Abstract
Ortholog clusters are very important for functional annotation and studies in comparative and evolutionary genomics. Their accuracy is, therefore, of considerable significance. However, it is very hard to calculate the accuracy of ortholog clusters because it takes too much time to compare every gene between both ortholog clusters due to huge search space in many clusters. This study presents a fast comparison algorithm designed to measure the accuracy of a set of predicted ortholog clusters (POCs) based on a standard set of reliable ortholog clusters (ROCs), which is manually curated. The first step of the method identifies sets of POCs and ROCs involved with overlapped genes using a procedure that searches and merges every element with a common ROC identification (ID) or a common POC ID recursively to reduce huge comparisons between both data sets in the following step, and the second step calculates similarity very quickly between POCs and ROCs by the least-move algorithm. Our approach is a fully-automated method for measuring the accuracy of a set of POCs based on Kegg Orthology (KO).

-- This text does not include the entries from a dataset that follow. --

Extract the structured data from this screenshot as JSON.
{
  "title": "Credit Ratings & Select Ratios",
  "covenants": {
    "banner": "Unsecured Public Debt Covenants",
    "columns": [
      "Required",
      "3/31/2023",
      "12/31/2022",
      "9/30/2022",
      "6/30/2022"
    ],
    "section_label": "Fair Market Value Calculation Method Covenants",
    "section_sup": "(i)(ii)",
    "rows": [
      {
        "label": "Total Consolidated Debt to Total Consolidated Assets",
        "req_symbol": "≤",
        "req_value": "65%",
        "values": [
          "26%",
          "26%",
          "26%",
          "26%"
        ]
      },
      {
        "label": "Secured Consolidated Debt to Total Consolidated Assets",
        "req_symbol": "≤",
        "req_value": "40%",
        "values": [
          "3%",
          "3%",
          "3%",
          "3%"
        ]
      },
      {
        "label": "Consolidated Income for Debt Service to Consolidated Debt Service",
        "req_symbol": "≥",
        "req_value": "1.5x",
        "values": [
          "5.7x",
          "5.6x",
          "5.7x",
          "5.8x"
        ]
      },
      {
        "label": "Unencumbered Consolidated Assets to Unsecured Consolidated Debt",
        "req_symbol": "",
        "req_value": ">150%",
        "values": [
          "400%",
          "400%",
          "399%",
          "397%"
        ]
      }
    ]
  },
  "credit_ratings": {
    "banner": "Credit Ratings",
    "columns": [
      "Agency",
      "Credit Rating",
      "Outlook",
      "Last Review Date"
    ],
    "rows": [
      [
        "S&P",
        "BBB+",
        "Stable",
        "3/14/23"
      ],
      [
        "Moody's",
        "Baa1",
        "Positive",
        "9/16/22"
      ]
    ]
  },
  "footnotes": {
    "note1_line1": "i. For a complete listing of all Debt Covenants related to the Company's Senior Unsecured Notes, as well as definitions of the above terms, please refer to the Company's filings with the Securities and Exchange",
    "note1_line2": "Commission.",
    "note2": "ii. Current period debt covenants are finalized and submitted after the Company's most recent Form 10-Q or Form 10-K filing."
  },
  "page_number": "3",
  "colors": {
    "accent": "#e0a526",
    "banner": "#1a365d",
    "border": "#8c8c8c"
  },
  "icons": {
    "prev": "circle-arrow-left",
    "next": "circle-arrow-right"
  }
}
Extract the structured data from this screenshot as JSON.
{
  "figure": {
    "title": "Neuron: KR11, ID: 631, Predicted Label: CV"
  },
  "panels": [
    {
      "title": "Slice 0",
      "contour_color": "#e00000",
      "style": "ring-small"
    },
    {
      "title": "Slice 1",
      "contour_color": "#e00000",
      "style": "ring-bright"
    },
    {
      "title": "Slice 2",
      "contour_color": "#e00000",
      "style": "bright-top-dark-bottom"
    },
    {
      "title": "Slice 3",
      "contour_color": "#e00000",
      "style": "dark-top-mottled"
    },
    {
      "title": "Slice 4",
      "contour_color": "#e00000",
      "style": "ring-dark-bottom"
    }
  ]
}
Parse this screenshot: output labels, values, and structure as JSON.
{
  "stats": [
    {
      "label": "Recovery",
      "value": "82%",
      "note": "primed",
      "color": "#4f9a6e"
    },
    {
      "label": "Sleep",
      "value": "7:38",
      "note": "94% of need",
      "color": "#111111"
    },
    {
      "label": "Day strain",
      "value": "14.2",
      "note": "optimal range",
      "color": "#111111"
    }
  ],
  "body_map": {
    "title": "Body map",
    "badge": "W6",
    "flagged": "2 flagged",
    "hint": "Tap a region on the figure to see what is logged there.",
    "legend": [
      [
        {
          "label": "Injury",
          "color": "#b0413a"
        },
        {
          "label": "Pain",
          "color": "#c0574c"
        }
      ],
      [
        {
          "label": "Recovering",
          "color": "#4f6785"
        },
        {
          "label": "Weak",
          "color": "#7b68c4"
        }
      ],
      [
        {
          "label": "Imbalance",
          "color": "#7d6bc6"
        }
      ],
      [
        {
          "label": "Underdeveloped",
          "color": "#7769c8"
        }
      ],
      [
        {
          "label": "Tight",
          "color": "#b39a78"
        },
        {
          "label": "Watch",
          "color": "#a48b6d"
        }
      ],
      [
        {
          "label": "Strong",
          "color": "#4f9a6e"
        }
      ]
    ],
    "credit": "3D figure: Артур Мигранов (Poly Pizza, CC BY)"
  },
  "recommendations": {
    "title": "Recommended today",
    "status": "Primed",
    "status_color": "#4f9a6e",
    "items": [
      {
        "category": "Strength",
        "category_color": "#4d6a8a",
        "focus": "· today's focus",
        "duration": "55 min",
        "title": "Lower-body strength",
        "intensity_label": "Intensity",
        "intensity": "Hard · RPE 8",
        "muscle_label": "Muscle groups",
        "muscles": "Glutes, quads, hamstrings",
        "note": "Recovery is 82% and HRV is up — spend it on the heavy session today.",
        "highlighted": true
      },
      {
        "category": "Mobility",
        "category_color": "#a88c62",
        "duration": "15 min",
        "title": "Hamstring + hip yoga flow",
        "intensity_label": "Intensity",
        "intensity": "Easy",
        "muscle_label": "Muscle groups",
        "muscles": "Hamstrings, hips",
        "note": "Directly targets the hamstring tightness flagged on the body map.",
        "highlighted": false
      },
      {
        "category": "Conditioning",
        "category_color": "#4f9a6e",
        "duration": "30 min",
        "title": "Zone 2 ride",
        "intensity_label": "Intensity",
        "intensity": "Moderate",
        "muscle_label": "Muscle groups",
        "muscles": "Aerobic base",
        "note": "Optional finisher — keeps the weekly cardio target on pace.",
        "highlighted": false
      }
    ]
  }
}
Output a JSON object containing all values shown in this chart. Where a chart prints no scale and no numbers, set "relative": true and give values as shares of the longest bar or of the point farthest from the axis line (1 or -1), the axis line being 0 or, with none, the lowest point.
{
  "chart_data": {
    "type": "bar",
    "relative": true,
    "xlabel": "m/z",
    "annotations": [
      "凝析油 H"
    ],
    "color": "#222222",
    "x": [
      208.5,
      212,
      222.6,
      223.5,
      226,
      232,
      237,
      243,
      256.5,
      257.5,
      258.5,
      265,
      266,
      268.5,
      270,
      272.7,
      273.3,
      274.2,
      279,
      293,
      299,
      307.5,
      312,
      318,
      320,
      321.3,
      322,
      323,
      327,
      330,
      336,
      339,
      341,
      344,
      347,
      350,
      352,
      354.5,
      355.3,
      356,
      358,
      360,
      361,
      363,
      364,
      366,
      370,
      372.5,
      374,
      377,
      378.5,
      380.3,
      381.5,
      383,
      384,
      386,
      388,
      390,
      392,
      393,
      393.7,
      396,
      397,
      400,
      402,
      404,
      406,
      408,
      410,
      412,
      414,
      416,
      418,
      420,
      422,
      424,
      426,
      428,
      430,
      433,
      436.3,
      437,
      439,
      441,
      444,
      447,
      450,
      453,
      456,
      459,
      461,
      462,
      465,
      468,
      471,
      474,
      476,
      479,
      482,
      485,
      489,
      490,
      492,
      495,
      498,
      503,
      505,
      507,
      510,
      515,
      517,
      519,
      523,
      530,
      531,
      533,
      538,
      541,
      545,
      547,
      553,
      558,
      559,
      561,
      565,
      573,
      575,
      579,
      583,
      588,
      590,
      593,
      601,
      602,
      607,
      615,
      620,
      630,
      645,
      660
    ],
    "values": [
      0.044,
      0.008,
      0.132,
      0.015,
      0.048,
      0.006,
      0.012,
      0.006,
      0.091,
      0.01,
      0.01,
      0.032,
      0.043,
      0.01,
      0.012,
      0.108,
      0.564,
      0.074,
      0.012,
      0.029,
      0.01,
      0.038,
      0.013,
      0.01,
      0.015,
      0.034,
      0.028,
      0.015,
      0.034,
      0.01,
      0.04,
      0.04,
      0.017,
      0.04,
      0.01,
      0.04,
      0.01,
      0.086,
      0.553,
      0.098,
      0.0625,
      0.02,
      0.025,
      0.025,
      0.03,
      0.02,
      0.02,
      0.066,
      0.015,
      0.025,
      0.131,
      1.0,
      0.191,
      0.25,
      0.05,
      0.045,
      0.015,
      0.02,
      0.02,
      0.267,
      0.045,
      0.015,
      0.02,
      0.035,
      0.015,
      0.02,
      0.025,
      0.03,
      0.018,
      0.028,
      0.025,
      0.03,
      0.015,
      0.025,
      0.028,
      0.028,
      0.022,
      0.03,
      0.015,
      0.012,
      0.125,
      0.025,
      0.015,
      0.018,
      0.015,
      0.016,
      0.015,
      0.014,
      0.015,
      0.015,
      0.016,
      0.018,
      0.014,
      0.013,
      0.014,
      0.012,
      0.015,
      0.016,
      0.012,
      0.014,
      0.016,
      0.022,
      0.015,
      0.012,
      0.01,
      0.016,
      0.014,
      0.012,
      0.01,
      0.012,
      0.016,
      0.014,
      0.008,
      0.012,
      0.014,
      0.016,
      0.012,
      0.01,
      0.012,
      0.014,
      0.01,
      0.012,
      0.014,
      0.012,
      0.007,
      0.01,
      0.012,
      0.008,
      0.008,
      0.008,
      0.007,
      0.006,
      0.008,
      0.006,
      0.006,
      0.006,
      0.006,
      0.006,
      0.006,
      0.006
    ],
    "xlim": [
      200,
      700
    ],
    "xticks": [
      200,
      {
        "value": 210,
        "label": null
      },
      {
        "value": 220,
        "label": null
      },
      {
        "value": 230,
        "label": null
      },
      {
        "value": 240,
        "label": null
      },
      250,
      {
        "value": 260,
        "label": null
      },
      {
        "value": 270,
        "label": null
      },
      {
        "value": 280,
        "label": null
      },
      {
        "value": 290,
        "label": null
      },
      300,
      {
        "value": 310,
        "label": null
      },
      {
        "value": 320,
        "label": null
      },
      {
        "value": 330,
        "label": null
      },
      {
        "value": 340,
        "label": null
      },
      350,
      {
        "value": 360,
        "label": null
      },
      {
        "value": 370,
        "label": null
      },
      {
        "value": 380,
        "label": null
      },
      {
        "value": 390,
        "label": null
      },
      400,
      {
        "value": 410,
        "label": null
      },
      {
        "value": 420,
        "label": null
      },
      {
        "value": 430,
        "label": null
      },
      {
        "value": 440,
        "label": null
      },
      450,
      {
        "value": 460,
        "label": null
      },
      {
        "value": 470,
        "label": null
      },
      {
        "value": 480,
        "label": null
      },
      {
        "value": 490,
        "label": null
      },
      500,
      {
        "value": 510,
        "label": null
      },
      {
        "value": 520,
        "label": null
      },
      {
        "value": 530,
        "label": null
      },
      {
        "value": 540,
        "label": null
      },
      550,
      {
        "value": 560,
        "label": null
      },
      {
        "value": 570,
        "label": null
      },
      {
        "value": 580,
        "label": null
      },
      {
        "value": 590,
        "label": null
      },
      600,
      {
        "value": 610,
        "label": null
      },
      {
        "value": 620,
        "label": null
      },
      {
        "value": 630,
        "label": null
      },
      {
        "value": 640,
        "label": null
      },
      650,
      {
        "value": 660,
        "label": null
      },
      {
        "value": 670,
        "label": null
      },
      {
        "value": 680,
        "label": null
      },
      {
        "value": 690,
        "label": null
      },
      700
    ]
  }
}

In addition, 12 genomes were selected in different domains and used for comparing a similarity measure using our algorithm with a method to measure consistency, by which a POC is considered to be consistent if all genes of the POC belong to a ROC. This study concludes that the auxiliary process to reduce the great search space makes it very efficient to calculate the accuracy of similarity between ROCs and POCs and that our approach can provide more robust results than the current standard method based on the measurement of consistency.
Keywords: Ortholog cluster, accuracy measurement, similarity, consistency, least-move algorithm, orthomeasurer.